Editorial



Introduction

Fortunately, as I go on holiday shortly after the production of this issue, we have not had a rush of conference papers to cope with in this issue. Producing the issue has been a rather more leisurely process than with the previous issue. Eight papers is just about the right number for an issue, from the production point of view.

The task has been made a little easier through the work of our new, volunteer layout editors. My call for help in this area resulted in four people agreeing to take on the role, at least for a trial period, and their work in checking the html submitted by authors has made the final code- and copy-editing process rather easier. Our new associates are Jordan Gan, Andy Grinnall, Dr. Elena Menendez-Alonso and Giiuliana Tarascio - you can find out more about them on the Editors' page. Of course, if anyone would like to join the team, I'll be happy to hear from them.

This issue

The eight papers in this issue deal with the usual diversity of topics, a reflection of the fact that the notion of 'information research' is wide-ranging and virtually all-inclusive. We do have difficulty, at times, in determining whether a paper falls within the scope of the journal: some papers in the fields of e-commerce and information systems are rejected without review because they do not deal with information-related issues, but with topics such as marketing in the e-commerce case, and with purely technological issues in the case of information systems. Occasionally, we get something that is on the boundary and it is then sent to one or more of the Associate Editors before coming to a decision.

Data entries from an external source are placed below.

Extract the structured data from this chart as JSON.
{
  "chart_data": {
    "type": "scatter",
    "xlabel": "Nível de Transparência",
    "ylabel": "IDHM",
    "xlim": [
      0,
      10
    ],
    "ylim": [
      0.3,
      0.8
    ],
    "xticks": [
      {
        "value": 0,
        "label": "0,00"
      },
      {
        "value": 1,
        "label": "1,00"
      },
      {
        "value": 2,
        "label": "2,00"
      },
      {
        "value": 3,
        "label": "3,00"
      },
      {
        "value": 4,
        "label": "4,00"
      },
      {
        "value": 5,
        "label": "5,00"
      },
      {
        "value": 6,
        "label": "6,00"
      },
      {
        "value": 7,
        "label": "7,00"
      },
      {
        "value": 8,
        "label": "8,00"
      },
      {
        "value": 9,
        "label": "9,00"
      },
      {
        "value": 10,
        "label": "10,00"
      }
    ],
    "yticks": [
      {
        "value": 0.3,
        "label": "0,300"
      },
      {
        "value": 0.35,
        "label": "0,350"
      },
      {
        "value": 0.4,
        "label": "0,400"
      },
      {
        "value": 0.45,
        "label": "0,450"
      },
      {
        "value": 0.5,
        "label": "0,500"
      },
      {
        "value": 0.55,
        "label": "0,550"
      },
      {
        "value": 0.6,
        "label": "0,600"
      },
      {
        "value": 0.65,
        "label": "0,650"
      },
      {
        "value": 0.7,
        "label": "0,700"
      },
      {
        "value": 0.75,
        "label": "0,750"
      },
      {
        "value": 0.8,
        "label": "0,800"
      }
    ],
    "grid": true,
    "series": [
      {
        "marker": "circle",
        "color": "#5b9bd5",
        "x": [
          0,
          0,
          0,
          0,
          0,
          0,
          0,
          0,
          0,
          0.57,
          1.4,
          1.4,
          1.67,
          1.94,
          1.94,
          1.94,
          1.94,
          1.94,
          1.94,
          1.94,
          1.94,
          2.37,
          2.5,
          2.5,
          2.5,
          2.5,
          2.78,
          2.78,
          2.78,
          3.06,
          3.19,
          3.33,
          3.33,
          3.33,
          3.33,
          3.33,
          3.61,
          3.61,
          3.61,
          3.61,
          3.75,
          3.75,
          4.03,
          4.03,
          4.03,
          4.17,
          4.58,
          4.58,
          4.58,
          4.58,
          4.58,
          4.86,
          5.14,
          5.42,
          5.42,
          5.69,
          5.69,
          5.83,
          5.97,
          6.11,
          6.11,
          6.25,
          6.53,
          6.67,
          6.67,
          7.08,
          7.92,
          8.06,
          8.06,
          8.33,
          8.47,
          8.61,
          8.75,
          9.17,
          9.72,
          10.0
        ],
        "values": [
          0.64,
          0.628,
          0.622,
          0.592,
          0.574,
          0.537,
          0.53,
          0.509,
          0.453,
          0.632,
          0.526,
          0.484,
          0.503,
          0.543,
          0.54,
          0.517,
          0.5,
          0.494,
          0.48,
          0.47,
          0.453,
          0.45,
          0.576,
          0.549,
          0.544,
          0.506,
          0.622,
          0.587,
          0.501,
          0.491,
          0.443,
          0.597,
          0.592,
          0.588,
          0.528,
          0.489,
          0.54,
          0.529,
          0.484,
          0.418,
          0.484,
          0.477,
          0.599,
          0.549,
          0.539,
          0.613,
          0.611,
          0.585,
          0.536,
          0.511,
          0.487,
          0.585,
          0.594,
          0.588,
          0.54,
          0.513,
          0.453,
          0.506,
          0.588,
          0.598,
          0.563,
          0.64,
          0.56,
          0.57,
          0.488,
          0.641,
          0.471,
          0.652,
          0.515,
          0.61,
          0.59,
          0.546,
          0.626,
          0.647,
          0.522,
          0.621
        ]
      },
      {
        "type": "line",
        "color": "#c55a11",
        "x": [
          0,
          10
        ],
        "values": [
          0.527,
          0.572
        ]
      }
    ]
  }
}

Two of the papers in this issue illustrate the problem: Functional relevance and inductive development of an e-retailing product information typology by Huang and Soergel, clearly has relevance for e-commerce, but the focus is very much on an information issue, the development of a typology for product information. Similarly, Improving users' credibility perception of travel expert blogs: useful lessons from television travel shows, by Tan and Chang, relates to the user of travel information sites, but the focus is on the quality of information on these sites, not their use, for example, in promoting particular destinations or providers.

The remaining papers cover everything from knowledge management (dealing with the codification of personal knowledge into information) to information literacy (in this instance, relating to the information behaviour of pregnant women - a refreshingly different group from the usual students). However, one of the remaining papers is of particular interest, since it uses the Information Research archive as the research object: this is Jaume Nualart and Mario Pérez-Montoro's Texty, a visualization tool to aid selection of texts from search outputs. I've always been a little puzzled as to why more researchers do not take advantage of the journal's archive of papers and these authors have demonstrated very ably how it could be used for this particular piece of research. You don't need permission to use the file, since it is openly available on a Creative Commons licence, although I would like to know that it is being used and, of course, I'd hope that you would like to publish the research in this journal. If you are interested in using the file for research purposes, I shall try to discover how easy it is to make it available, rather than someone needing to download it, paper by paper. Given the character of the journal there must be any number of potential research topics that could use the file.

In recent years we have not had many items submitted as 'working papers', but we have one on this occasion. Paul Clough and Mark Sanderson's paper is categorised as a working paper because the authors intend it as a kind of tutorial paper - a presentation designed for educational purposes, rather than a research paper. I have not doubt, however, that it will get as many, if not more, citations than the usual research paper! The difference between a research paper and a working paper is that the latter is normally the result of preliminary research and is not intended as the final presentation. Papers may be submitted as working papers or referees may decide that this is the most appropriate cateogisation for a paper. If a paper is submitted as a working paper, the decision to publish may be taken by the Editor (or one of the Associate Editors) alone, or it may still be submitted to referees.

Lastly

My usual thanks to the Associate Editors who help with seeing papers through the review process, the copy-editors who help authors to produce readable papers that observe the journal's Style Manual, the referees who continue to support open access publishing by freely giving their time to the analysis of submissions, and, newly in this issue, our volunteer layout editors who check the submitted html files, easing my final editing task. Thanks, too, to Pedro Diaz and José Vicente Rodriquez for the Spanish translation of the abstracts.